Months→ Days: OpenAI was exposed to shrinkage model security testing, and the AI competition buried hidden dangers

Months→ days: OpenAI was exposed to shrinking model security testing, and the AI race buried hidden dangers

Updated on: 39-0-0 0:0:0

IT之家 4 月 12 日消息，金融時報（FT）昨日（4 月 11 日）發佈博文，報導稱 OpenAI 大幅壓縮最新大型語言模型（LLM）安全測試時間，此前需要數月時間，而最新 o3 模型僅有A few days.

Competition-driven, safety concessions

According to eight people familiar with the matter, OpenAI has significantly reduced the security testing time of its models, leaving employees and third-party testing teams with only a few days to "evaluate" (i.e., test the model's risk and performance).Previously, it usually took months.

According to a blog post, OpenAI faces fierce competition from competitors such as Meta, Google, and xAI, and needs to quickly launch new models to maintain market advantages. The o4 model is scheduled to be released as early as next week, leaving testers with less than a week to check for safety, compared to GPT-0's six-month testing period.

A person who has tested GPT-4 revealed that in the past, security testing was more thorough, and some dangerous abilities were only discovered after two months of testing, but now competitive pressure forces companies to pursue speed and ignore potential risks.

Insufficient testing and lack of regulation

There is currently no global standard for AI security testing, but the European Union's AI Bill will go live later this year, requiring companies to conduct security testing of their most robust models.

Daniel Kokotajlo, head of the AI Futures Project, said competitive pressures further exacerbated the risk due to the lack of mandatory regulation and the fact that companies do not voluntarily disclose the dangerous capabilities of their models.

OpenAI has pledged to build a custom version of the model to test its potential abuse risks, such as whether it could help create a more contagious biological virus.
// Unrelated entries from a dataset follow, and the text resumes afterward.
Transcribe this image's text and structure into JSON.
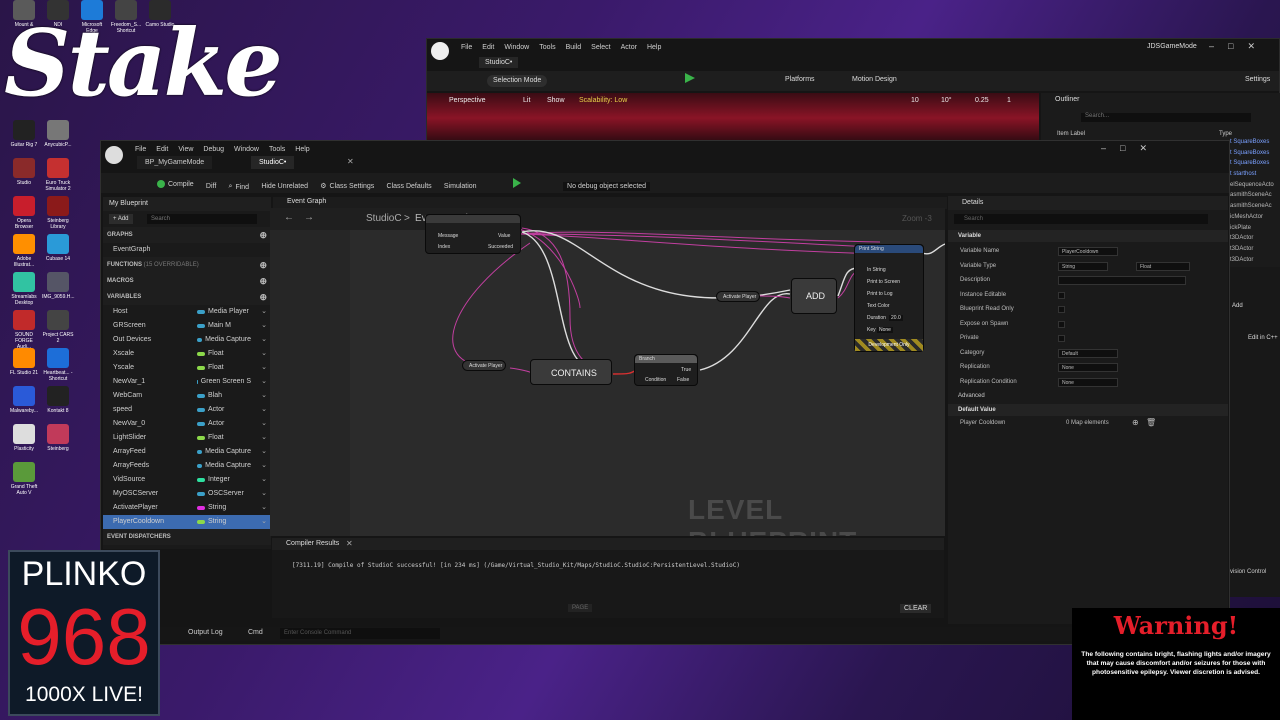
{
  "desktop": {
    "icons": [
      {
        "label": "Mount &",
        "color": "#5a5a5a"
      },
      {
        "label": "NDI",
        "color": "#333"
      },
      {
        "label": "Microsoft Edge",
        "color": "#1d7bd8"
      },
      {
        "label": "Freedom_S... Shortcut",
        "color": "#444"
      },
      {
        "label": "Camo Studio",
        "color": "#2b2b2b"
      },
      {
        "label": "Guitar Rig 7",
        "color": "#222"
      },
      {
        "label": "AnycubicP...",
        "color": "#777"
      },
      {
        "label": "Studio",
        "color": "#8a2a2a"
      },
      {
        "label": "Euro Truck Simulator 2",
        "color": "#c53030"
      },
      {
        "label": "Opera Browser",
        "color": "#c81e2c"
      },
      {
        "label": "Steinberg Library",
        "color": "#8b1a1a"
      },
      {
        "label": "Adobe Illustrat...",
        "color": "#ff8f00"
      },
      {
        "label": "Cubase 14",
        "color": "#2a9ad8"
      },
      {
        "label": "Streamlabs Desktop",
        "color": "#31c3a2"
      },
      {
        "label": "IMG_9059.H...",
        "color": "#556"
      },
      {
        "label": "SOUND FORGE Audi...",
        "color": "#c12a2a"
      },
      {
        "label": "Project CARS 2",
        "color": "#444"
      },
      {
        "label": "FL Studio 21",
        "color": "#ff8a00"
      },
      {
        "label": "Heartbeat... - Shortcut",
        "color": "#1d6ed8"
      },
      {
        "label": "Malwareby...",
        "color": "#2a5ad8"
      },
      {
        "label": "Kontakt 8",
        "color": "#222"
      },
      {
        "label": "Plasticity",
        "color": "#ddd"
      },
      {
        "label": "Steinberg",
        "color": "#c13a5a"
      },
      {
        "label": "Grand Theft Auto V",
        "color": "#5a9a3a"
      }
    ],
    "stake_logo": "Stake"
  },
  "back_window": {
    "menu": [
      "File",
      "Edit",
      "Window",
      "Tools",
      "Build",
      "Select",
      "Actor",
      "Help"
    ],
    "title": "JDSGameMode",
    "tab": "StudioC•",
    "toolbar": {
      "selection_mode": "Selection Mode",
      "platforms": "Platforms",
      "motion_design": "Motion Design",
      "settings": "Settings"
    },
    "viewport": {
      "perspective": "Perspective",
      "lit": "Lit",
      "show": "Show",
      "scalability": "Scalability: Low",
      "grid": "10",
      "angle": "10°",
      "scale": "0.25",
      "cam": "1"
    },
    "outliner": {
      "title": "Outliner",
      "search": "Search...",
      "col_label": "Item Label",
      "col_type": "Type",
      "types": [
        "t SquareBoxes",
        "t SquareBoxes",
        "t SquareBoxes",
        "t starthost",
        "elSequenceActo",
        "asmithSceneAc",
        "asmithSceneAc",
        "icMeshActor",
        "ickPlate",
        "t3DActor",
        "t3DActor",
        "t3DActor"
      ]
    }
  },
  "bp_window": {
    "menu": [
      "File",
      "Edit",
      "View",
      "Debug",
      "Window",
      "Tools",
      "Help"
    ],
    "tabs": [
      "BP_MyGameMode",
      "StudioC•"
    ],
    "toolbar": {
      "compile": "Compile",
      "diff": "Diff",
      "find": "Find",
      "hide_unrelated": "Hide Unrelated",
      "class_settings": "Class Settings",
      "class_defaults": "Class Defaults",
      "simulation": "Simulation",
      "debug_object": "No debug object selected"
    },
    "my_blueprint": {
      "title": "My Blueprint",
      "add": "Add",
      "search_placeholder": "Search",
      "graphs_label": "GRAPHS",
      "event_graph": "EventGraph",
      "functions_label": "FUNCTIONS",
      "functions_count": "(15 OVERRIDABLE)",
      "macros_label": "MACROS",
      "variables_label": "VARIABLES",
      "event_dispatchers_label": "EVENT DISPATCHERS",
      "variables": [
        {
          "name": "Host",
          "type": "Media Player",
          "color": "#3ba0c8"
        },
        {
          "name": "GRScreen",
          "type": "Main M",
          "color": "#3ba0c8"
        },
        {
          "name": "Out Devices",
          "type": "Media Capture",
          "color": "#3ba0c8"
        },
        {
          "name": "Xscale",
          "type": "Float",
          "color": "#8cd94a"
        },
        {
          "name": "Yscale",
          "type": "Float",
          "color": "#8cd94a"
        },
        {
          "name": "NewVar_1",
          "type": "Green Screen S",
          "color": "#3ba0c8"
        },
        {
          "name": "WebCam",
          "type": "Blah",
          "color": "#3ba0c8"
        },
        {
          "name": "speed",
          "type": "Actor",
          "color": "#3ba0c8"
        },
        {
          "name": "NewVar_0",
          "type": "Actor",
          "color": "#3ba0c8"
        },
        {
          "name": "LightSlider",
          "type": "Float",
          "color": "#8cd94a"
        },
        {
          "name": "ArrayFeed",
          "type": "Media Capture",
          "color": "#3ba0c8"
        },
        {
          "name": "ArrayFeeds",
          "type": "Media Capture",
          "color": "#3ba0c8"
        },
        {
          "name": "VidSource",
          "type": "Integer",
          "color": "#2ee0a0"
        },
        {
          "name": "MyOSCServer",
          "type": "OSCServer",
          "color": "#3ba0c8"
        },
        {
          "name": "ActivatePlayer",
          "type": "String",
          "color": "#e02ee0"
        },
        {
          "name": "PlayerCooldown",
          "type": "String",
          "color": "#8cd94a"
        }
      ]
    },
    "graph": {
      "tab": "Event Graph",
      "breadcrumb_root": "StudioC",
      "breadcrumb_sep": ">",
      "breadcrumb_current": "Event Graph",
      "zoom": "Zoom -3",
      "watermark": "LEVEL BLUEPRINT",
      "nodes": {
        "contains": "CONTAINS",
        "add": "ADD",
        "branch": "Branch",
        "print_string": "Print String",
        "activate_player_1": "Activate Player",
        "activate_player_2": "Activate Player",
        "in_string": "In String",
        "print_to_screen": "Print to Screen",
        "print_to_log": "Print to Log",
        "text_color": "Text Color",
        "duration": "Duration",
        "duration_val": "20.0",
        "key": "Key",
        "key_val": "None",
        "dev_only": "Development Only",
        "true": "True",
        "false": "False",
        "condition": "Condition",
        "message": "Message",
        "value": "Value",
        "succeeded": "Succeeded",
        "index": "Index"
      }
    },
    "compiler": {
      "tab": "Compiler Results",
      "message": "[7311.19] Compile of StudioC successful! [in 234 ms] (/Game/Virtual_Studio_Kit/Maps/StudioC.StudioC:PersistentLevel.StudioC)",
      "page": "PAGE",
      "clear": "CLEAR"
    },
    "statusbar": {
      "output_log": "Output Log",
      "cmd": "Cmd",
      "console_placeholder": "Enter Console Command"
    },
    "details": {
      "title": "Details",
      "search_placeholder": "Search",
      "section_variable": "Variable",
      "rows": [
        {
          "label": "Variable Name",
          "value": "PlayerCooldown"
        },
        {
          "label": "Variable Type",
          "value": "String"
        },
        {
          "label": "Description",
          "value": ""
        },
        {
          "label": "Instance Editable",
          "value": ""
        },
        {
          "label": "Blueprint Read Only",
          "value": ""
        },
        {
          "label": "Expose on Spawn",
          "value": ""
        },
        {
          "label": "Private",
          "value": ""
        },
        {
          "label": "Category",
          "value": "Default"
        },
        {
          "label": "Replication",
          "value": "None"
        },
        {
          "label": "Replication Condition",
          "value": "None"
        }
      ],
      "value_type2": "Float",
      "section_advanced": "Advanced",
      "section_default": "Default Value",
      "default_label": "Player Cooldown",
      "default_value": "0 Map elements",
      "right_add": "Add",
      "edit_in_cpp": "Edit in C++",
      "vision_control": "vision Control"
    }
  },
  "overlays": {
    "plinko": {
      "title": "PLINKO",
      "number": "968",
      "subtitle": "1000X LIVE!"
    },
    "warning": {
      "title": "Warning!",
      "text": "The following contains bright, flashing lights and/or imagery that may cause discomfort and/or seizures for those with photosensitive epilepsy. Viewer discretion is advised."
    }
  }
}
This kind of testing requires a significant investment of resources, including hiring external experts, creating specific datasets, and "fine-tuning." But OpenAI has only made limited fine-tuning of older models, and the latest models such as o3 and o0-mini have not been fully tested. Steven Adler, a former security researcher at OpenAI, criticized the public's right to know if the promise of testing is not kept.

The final model is not covered by security testing

Another problem is that security testing is often based on early "checkpoints" rather than a final release model. A former OpenAI technician said it was "bad practice" to release an updated model that had not been tested, while OpenAI argued that its checkpoints were "substantially consistent" with the final model and that automated testing was used to improve efficiency and ensure security.